寒し
気温が著しく低い時の、
肌に感じる寒さを言います。
特に寒い場合は「厳寒」 「酷寒」と言います。
心理的に寒々とした情景にも使います。
なお、低温を皮膚で感じると「冷たし」となり、目や耳で感じると「冴ゆ」となります。
寒冷(かんれい)
冷え冷えとして寒いこと。
寒きびし(かんきびし)
冬の最も厳しい寒さのこと。
シベリアからの「寒波」が日本を襲い、
厳寒をもたらしますが、
殊に1月の「寒」に入ってからは
ますます寒さが厳しくなります。
この寒さは「大寒」の頃をピークに
2月まで続きます。
太平洋側と日本海側ではかなり異なりますが、
低温、強風、降雪などを伴います。
寒苦(かんく)
寒さによる苦しみ。凍えるような寒さ。
「寒苦に責められる」という言葉があります。
寒威(かんい)
厳しい寒気。寒さの勢い。厳しい寒さ。
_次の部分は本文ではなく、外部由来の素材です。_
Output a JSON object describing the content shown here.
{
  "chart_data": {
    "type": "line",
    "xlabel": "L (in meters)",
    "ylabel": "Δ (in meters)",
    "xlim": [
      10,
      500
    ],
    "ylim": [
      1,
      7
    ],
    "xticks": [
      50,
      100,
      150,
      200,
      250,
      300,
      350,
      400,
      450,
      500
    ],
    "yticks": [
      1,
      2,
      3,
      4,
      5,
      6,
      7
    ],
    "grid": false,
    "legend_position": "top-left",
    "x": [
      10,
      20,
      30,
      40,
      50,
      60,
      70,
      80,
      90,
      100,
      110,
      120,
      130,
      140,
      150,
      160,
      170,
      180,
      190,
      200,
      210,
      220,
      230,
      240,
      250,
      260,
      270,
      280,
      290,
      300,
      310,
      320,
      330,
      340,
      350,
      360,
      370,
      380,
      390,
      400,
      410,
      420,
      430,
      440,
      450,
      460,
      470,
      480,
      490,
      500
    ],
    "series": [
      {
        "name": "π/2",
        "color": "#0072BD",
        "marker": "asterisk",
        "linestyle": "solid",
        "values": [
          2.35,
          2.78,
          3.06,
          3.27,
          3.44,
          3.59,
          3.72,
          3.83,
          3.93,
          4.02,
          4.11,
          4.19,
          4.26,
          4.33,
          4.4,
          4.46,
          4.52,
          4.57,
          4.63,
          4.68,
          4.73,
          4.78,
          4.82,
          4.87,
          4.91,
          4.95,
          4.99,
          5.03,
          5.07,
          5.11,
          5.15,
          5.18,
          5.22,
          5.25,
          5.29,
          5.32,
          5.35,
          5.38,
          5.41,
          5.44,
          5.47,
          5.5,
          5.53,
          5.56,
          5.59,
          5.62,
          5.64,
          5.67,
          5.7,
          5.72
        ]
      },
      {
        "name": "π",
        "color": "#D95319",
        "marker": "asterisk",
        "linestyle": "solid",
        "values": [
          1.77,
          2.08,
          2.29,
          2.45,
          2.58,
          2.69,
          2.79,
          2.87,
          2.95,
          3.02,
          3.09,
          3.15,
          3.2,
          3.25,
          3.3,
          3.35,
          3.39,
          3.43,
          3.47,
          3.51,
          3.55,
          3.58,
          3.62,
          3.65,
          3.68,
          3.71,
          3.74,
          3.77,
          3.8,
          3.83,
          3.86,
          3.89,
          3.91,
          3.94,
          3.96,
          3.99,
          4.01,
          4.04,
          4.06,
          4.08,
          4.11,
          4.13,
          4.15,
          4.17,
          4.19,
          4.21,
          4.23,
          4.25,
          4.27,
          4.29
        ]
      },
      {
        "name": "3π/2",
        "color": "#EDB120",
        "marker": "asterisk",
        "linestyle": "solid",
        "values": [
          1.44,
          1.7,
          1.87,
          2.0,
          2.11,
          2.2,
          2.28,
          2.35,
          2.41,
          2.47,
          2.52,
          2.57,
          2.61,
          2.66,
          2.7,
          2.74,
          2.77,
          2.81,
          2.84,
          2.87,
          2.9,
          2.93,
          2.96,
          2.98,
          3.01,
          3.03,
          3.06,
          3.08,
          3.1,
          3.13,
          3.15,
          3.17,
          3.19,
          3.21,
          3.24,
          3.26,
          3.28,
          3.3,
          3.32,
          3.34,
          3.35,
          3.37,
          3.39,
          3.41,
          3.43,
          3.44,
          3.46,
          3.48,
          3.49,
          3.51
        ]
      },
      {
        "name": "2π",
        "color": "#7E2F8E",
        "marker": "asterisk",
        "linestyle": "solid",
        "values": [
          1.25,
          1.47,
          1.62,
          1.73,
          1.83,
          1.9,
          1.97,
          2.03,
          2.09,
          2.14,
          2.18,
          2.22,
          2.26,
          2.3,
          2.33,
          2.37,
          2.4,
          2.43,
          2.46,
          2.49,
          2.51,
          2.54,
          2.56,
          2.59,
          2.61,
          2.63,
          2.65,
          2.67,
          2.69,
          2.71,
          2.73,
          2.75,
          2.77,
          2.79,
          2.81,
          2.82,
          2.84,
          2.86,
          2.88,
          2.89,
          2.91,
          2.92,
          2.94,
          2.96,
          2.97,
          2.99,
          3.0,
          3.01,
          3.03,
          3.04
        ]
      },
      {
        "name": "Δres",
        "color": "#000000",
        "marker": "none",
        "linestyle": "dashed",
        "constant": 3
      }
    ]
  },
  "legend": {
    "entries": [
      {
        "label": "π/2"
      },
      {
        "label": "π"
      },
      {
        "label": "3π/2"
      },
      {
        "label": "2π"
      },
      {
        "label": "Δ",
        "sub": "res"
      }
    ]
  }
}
寒気。
厳寒(げんかん)
冬の最も厳しい寒さのことで、
二十四節気「大寒」前後の寒さを言います。
太平洋側と日本海側ではかなり異なりますが、
低温、強風、降雪などを伴います。
しばれ

北海道、東北において、
特に厳しく冷え込んだり、
ものみな凍るように感じられるほど
寒いことを表した「方言」です。
単に「冷え込む」「凍てる」という場合よりも
厳しい寒さであり、寒気に対する畏怖すら
感じられる言葉です。
冷たし
冬の冷え込む寒さを触感的に捉える言葉。
「寒し」は大気の温度について言いますが、
「冷たし」は、その物体に触れた時の
皮膚感覚を表す言葉で、
「爪痛し」(つめいたし) からきた語とも
言われています。
転じて、人心や人情の冷たさや薄さにも
使われます。
冴ゆ
「冷たし」とか「寒し」という状態が
更に極まって、
大気、光、色、音などが澄み渡り、
そこに透明感のある凛とした感じが加わり、
まさに「寒」の時期の厳しい寒さに相応しい
言葉です。
「冴ゆ」を視覚的な面で捉えた場合、
大気が澄み切って
月や星が輝くように見えるところから
「冴る夜」「月冴ゆ」「星冴ゆ」。
一方聴覚面では、
音がよく透るように感じられるため、
「声冴ゆる」「音冴ゆ」「鐘冴ゆ」などと
用いられます。
また寒風が吹き過ぎて行くと同時に、
頬を切られるような冷気を感じることを
「風冴ゆる」などと言う場合は、
触覚的な感覚もあるようです。
凍(冱)てつく(いてつく)

寒気に晒されて、物が凍るような寒さ。
月、星、雲、風といった天空の物を始め、
山、町、時には人の頬までも凍てつきます。